Si je rappelle ces analogies, ce n’est nullement pour en faire un crime à Alphonse Daudet. Je suis persuadé que l’imitation a été toute fortuite et involontaire ; mais je tiens à signaler ces rencontres accidentelles pour démontrer les conséquences périlleuses d’une intimité trop assidue avec Dickens. Je suis, pour ma part, fort éloigné de condamner l’étude des romanciers étrangers, mais je crois qu’il faut les étudier surtout avec le parti-pris de ne point leur ressembler. Quel que soit le talent dont M. Daudet ait fait preuve dans les passages que je viens de citer, je préfère de beaucoup d’autres parties de son livre où il est resté tout à fait lui-même : l’épisode de l’ouverture du Salon, où il y a des notes si fines et si parisiennes ; le remarquable chapitre de la mort du duc de Mora, et surtout le récit des fêtes du bey, si magistralement réussi dans son entier. La fin de ce dernier morceau est admirable de verve, de mouvement et d’humour. — Le bey, pour la réception duquel Jansoulet a fait des préparatifs grandioses dans son château de Saint-Romans et qui est impatiemment attendu par les amis du nabab, par les populations émues, par les fonctionnaires accourus de tous les coins du département, le bey, par suite de la machination du banquier Hemerlingue, refuse de s’arrêter à Saint-Romans et disparaît avec le train qui l’amenait, de sorte que le cortège préparé pour le conduire triomphalement au château reste ahuri sur le quai de la station et s’en revient piteusement par une pluie d’orage. Mais les curieux, pressés aux abords de la gare, s’imaginent que l’hôte princier est dans l’un des carrosses, et tandis que Jansoulet, atterré par l’affront qu’il vient de subir, fait des signes désespérés pour détromper la foule, le bruit gagne de proche en proche, et la route n’est plus qu’une houle de gens criant : « Vive le bey ! »
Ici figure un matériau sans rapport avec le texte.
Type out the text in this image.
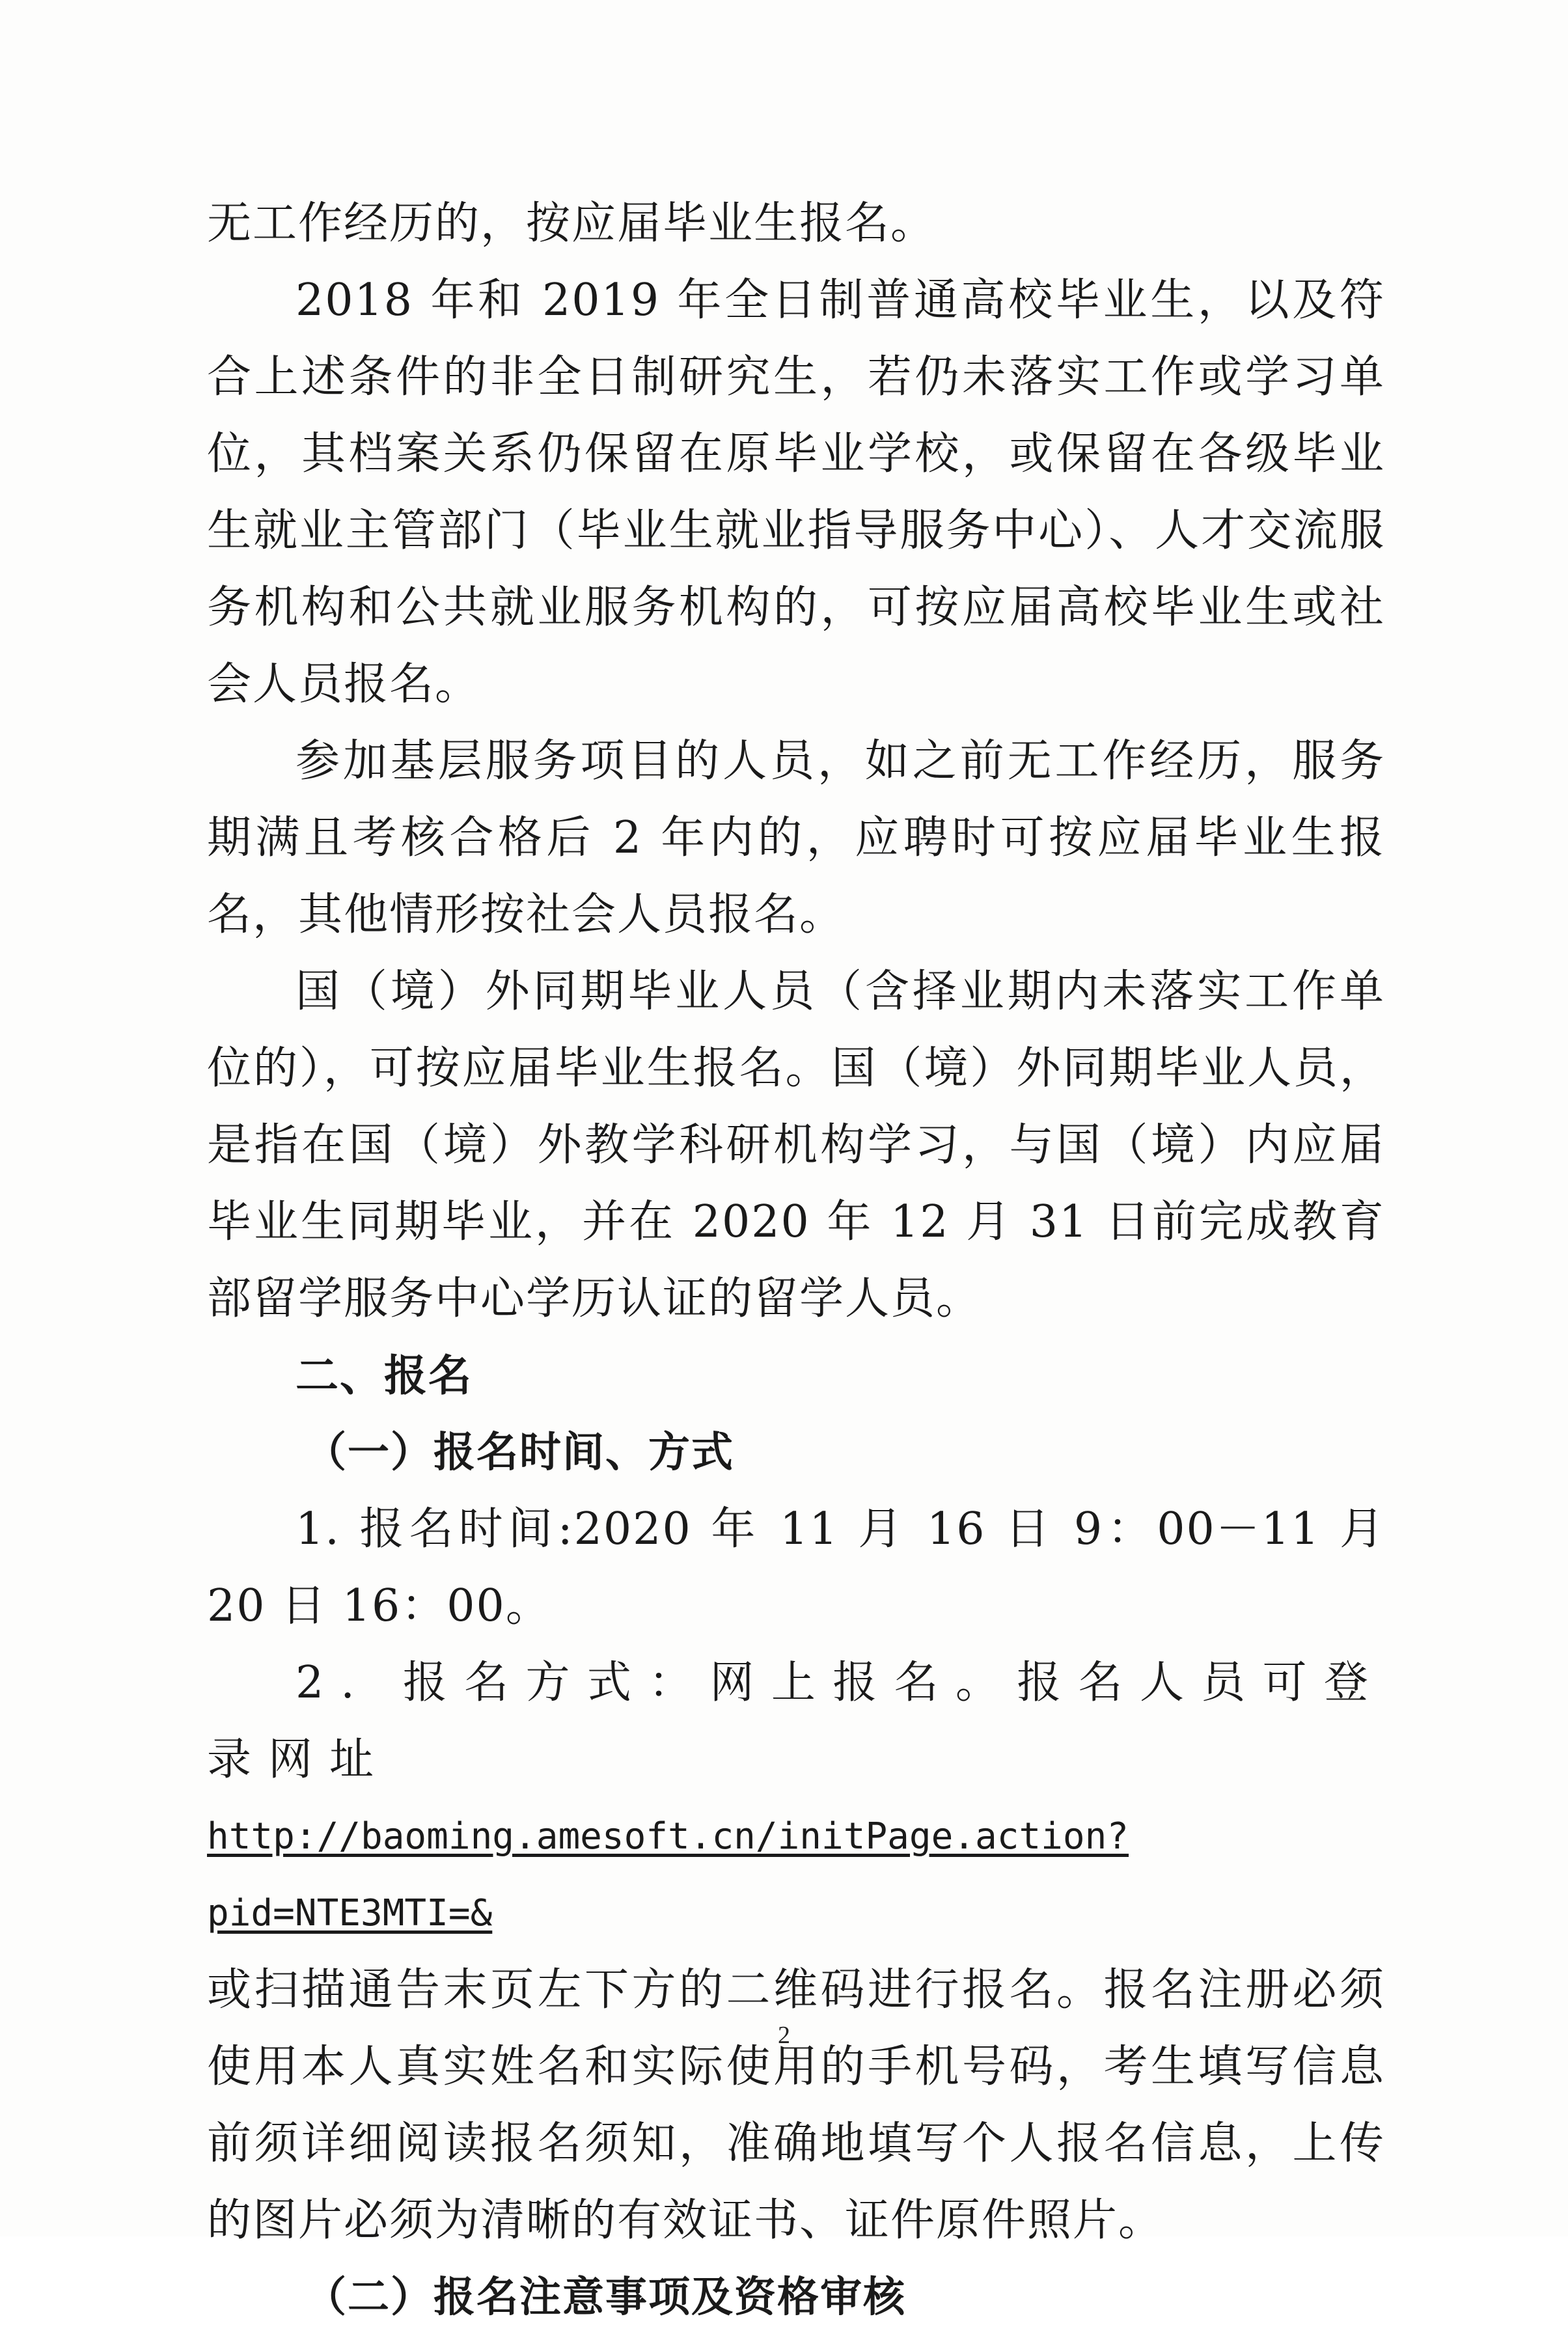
无工作经历的，按应届毕业生报名。

2018 年和 2019 年全日制普通高校毕业生，以及符合上述条件的非全日制研究生，若仍未落实工作或学习单位，其档案关系仍保留在原毕业学校，或保留在各级毕业生就业主管部门（毕业生就业指导服务中心）、人才交流服务机构和公共就业服务机构的，可按应届高校毕业生或社会人员报名。

参加基层服务项目的人员，如之前无工作经历，服务期满且考核合格后 2 年内的，应聘时可按应届毕业生报名，其他情形按社会人员报名。

国（境）外同期毕业人员（含择业期内未落实工作单位的），可按应届毕业生报名。国（境）外同期毕业人员，是指在国（境）外教学科研机构学习，与国（境）内应届毕业生同期毕业，并在 2020 年 12 月 31 日前完成教育部留学服务中心学历认证的留学人员。

二、报名

（一）报名时间、方式

1. 报名时间:2020 年 11 月 16 日 9：00－11 月 20 日 16：00。

2. 报名方式：网上报名。报名人员可登录网址

http://baoming.amesoft.cn/initPage.action?pid=NTE3MTI=&

或扫描通告末页左下方的二维码进行报名。报名注册必须使用本人真实姓名和实际使用的手机号码，考生填写信息前须详细阅读报名须知，准确地填写个人报名信息，上传的图片必须为清晰的有效证书、证件原件照片。

（二）报名注意事项及资格审核

2
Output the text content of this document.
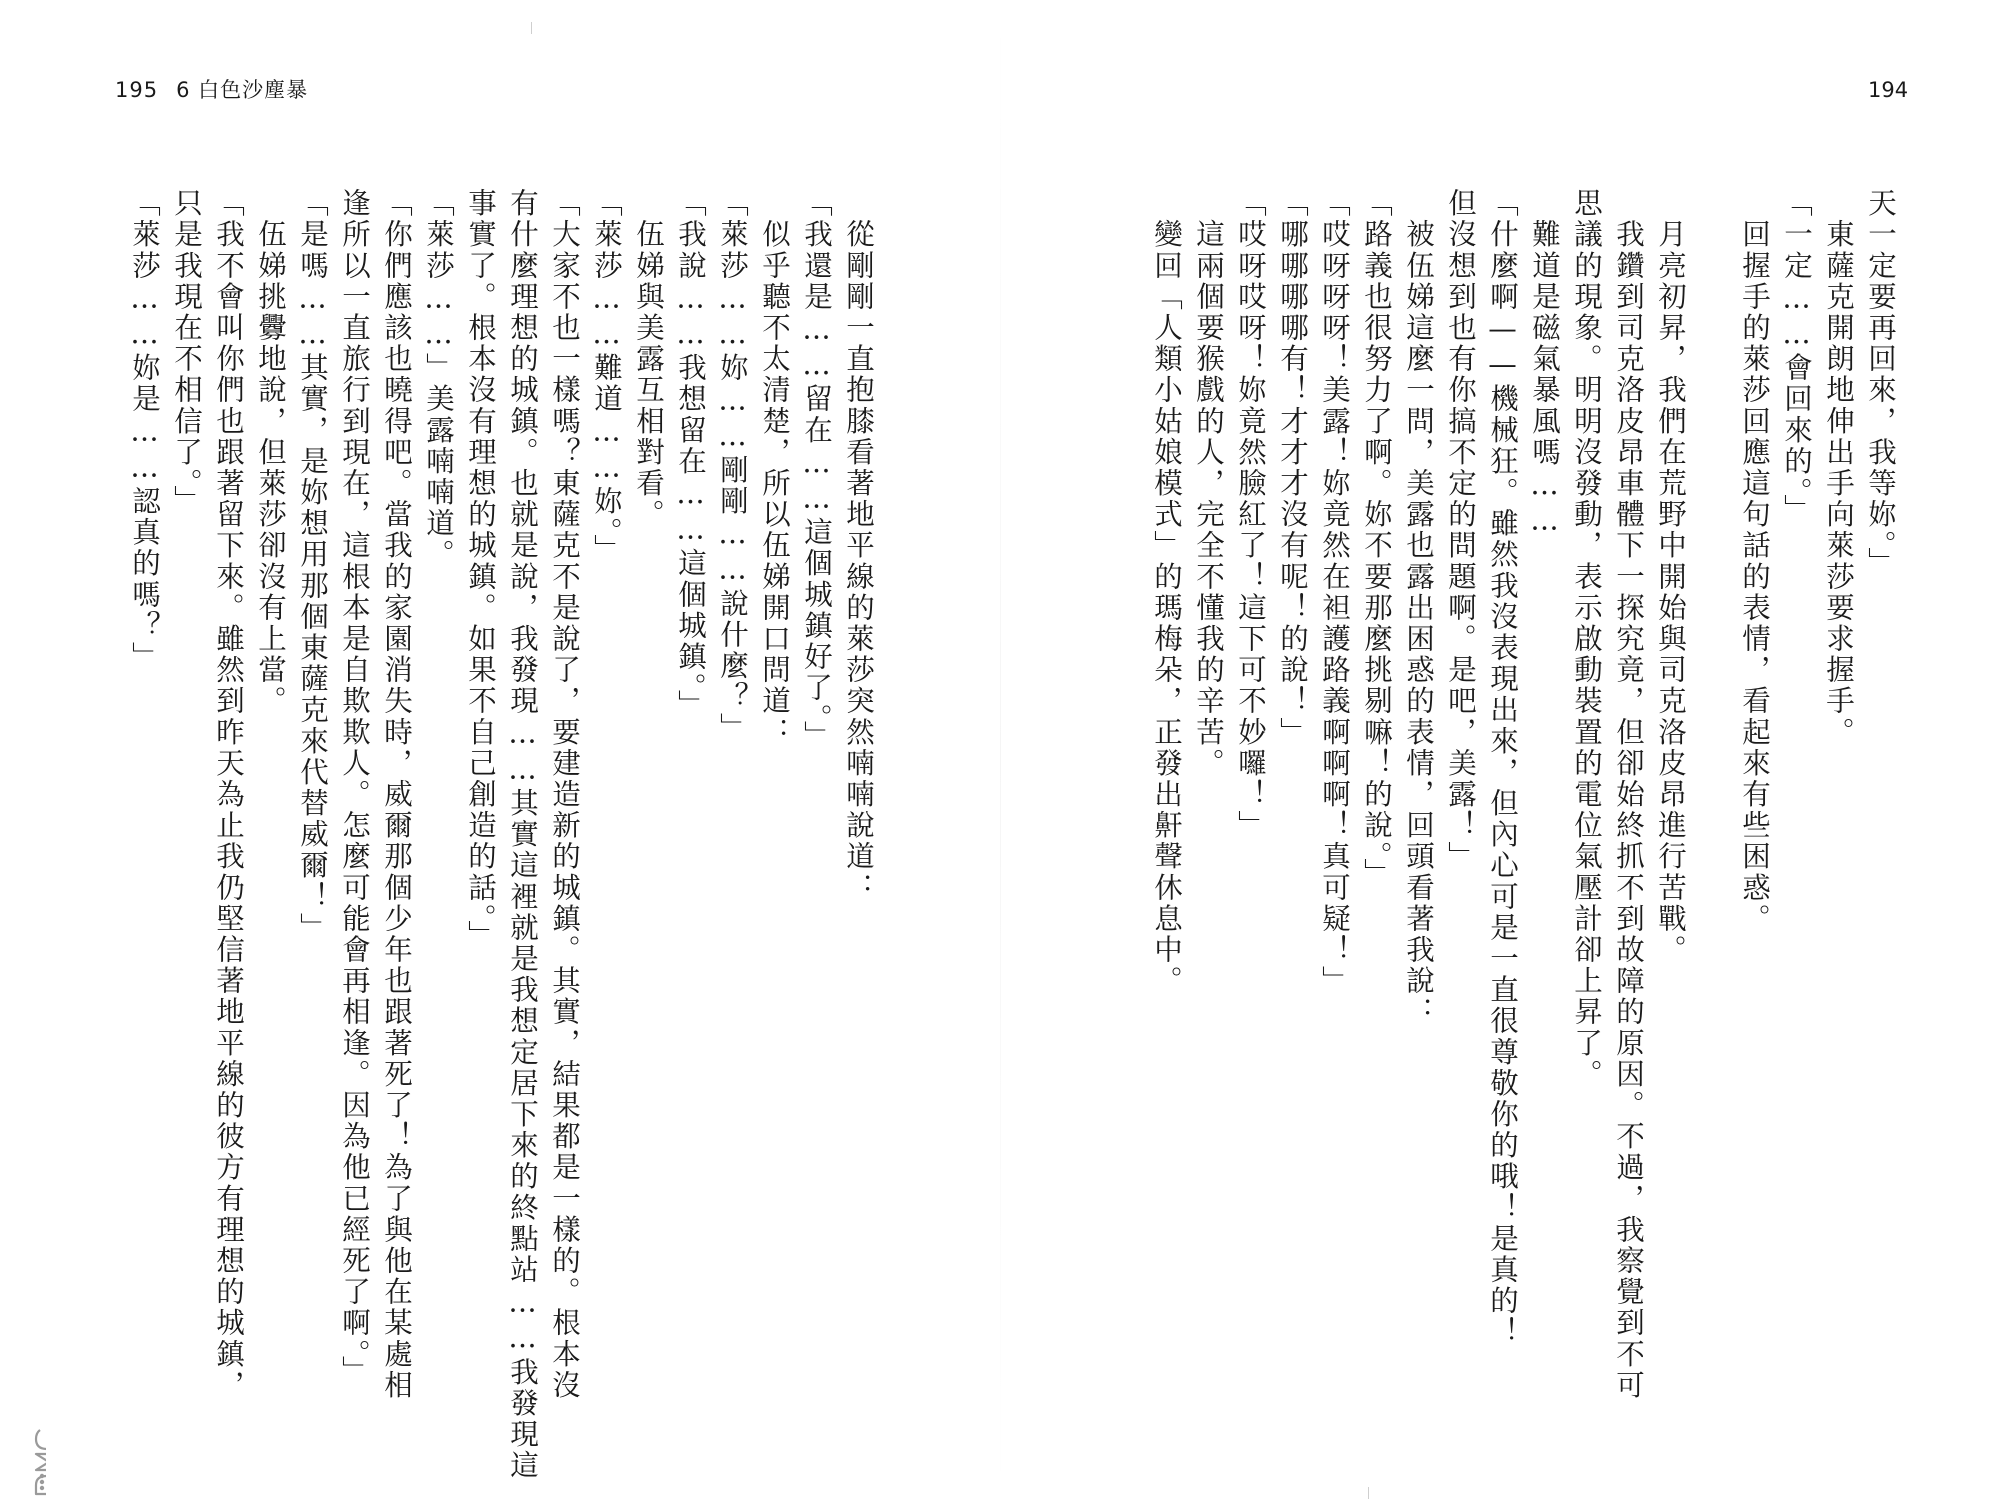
195 6 白色沙塵暴	194
天一定要再回來，我等妳。」
　東薩克開朗地伸出手向萊莎要求握手。
「一定……會回來的。」
　回握手的萊莎回應這句話的表情，看起來有些困惑。
　月亮初昇，我們在荒野中開始與司克洛皮昂進行苦戰。
　我鑽到司克洛皮昂車體下一探究竟，但卻始終抓不到故障的原因。不過，我察覺到不可
思議的現象。明明沒發動，表示啟動裝置的電位氣壓計卻上昇了。
　難道是磁氣暴風嗎……
「什麼啊——機械狂。雖然我沒表現出來，但內心可是一直很尊敬你的哦！是真的！
但沒想到也有你搞不定的問題啊。是吧，美露！」
　被伍娣這麼一問，美露也露出困惑的表情，回頭看著我說：
「路義也很努力了啊。妳不要那麼挑剔嘛！的說。」
「哎呀呀呀！美露！妳竟然在袒護路義啊啊啊！真可疑！」
「哪哪哪哪有！才才才沒有呢！的說！」
「哎呀哎呀！妳竟然臉紅了！這下可不妙囉！」
　這兩個要猴戲的人，完全不懂我的辛苦。
　變回「人類小姑娘模式」的瑪梅朵，正發出鼾聲休息中。
　從剛剛一直抱膝看著地平線的萊莎突然喃喃說道：
「我還是……留在……這個城鎮好了。」
　似乎聽不太清楚，所以伍娣開口問道：
「萊莎……妳……剛剛……說什麼？」
「我說……我想留在……這個城鎮。」
　伍娣與美露互相對看。
「萊莎……難道……妳。」
「大家不也一樣嗎？東薩克不是說了，要建造新的城鎮。其實，結果都是一樣的。根本沒
有什麼理想的城鎮。也就是說，我發現……其實這裡就是我想定居下來的終點站……我發現這
事實了。根本沒有理想的城鎮。如果不自己創造的話。」
「萊莎……」美露喃喃道。
「你們應該也曉得吧。當我的家園消失時，威爾那個少年也跟著死了！為了與他在某處相
逢所以一直旅行到現在，這根本是自欺欺人。怎麼可能會再相逢。因為他已經死了啊。」
「是嗎……其實，是妳想用那個東薩克來代替威爾！」
　伍娣挑釁地說，但萊莎卻沒有上當。
「我不會叫你們也跟著留下來。雖然到昨天為止我仍堅信著地平線的彼方有理想的城鎮，
只是我現在不相信了。」
「萊莎……妳是……認真的嗎？」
« Cardailhac, tous ces messieurs, Jansoulet lui-même, avaient beau se pencher aux portières, faire des signes désespérés : « Assez ! assez ! » leurs gestes se perdaient dans le tumulte, dans la nuit ; ce qu’on en voyait semblait un excitant à crier davantage. Et je vous jure qu’il n’en était pas besoin. Tous ces méridionaux dont on chauffait l’enthousiasme depuis le matin, exaltés encore par l’énervement de la longue attente et de l’orage, donnaient tout ce qu’ils avaient de voix, d’haleine, de bruyant enthousiasme, mêlant à l’hymne de la Provence ce cri toujours répété, qui le coupait comme un refrain : « Vive le bey ! » La plupart ne savaient pas du tout ce que c’était qu’un bey, ne se le figuraient même pas, accentuant d’une façon extraordinaire cette appellation étrange comme si elle avait eu trois b et dix y. Mais c’est égal, ils se montaient avec cela, levaient les mains, agitaient leurs chapeaux, s’émotionnaient de leur propre mimique. Des femmes attendries s’essuyaient les yeux ; subitement, du haut d’un orme, des cris suraigus d’enfant partaient : « Mama, mama, lou vésé ! » Maman, maman, je le vois ! » Il le voyait ! .. Tous le voyaient, du reste ; à l’heure qu’il est, tous vous jureraient qu’ils l’ont vu. »

Voilà qui est charmant, d’un esprit tout français, d’une couleur vive et juste. Cela, c’est le vrai Daudet, bien original, bien personnel ; c’est le bon, et cette manière est de beaucoup préférable à l’imitation des procédés exotiques.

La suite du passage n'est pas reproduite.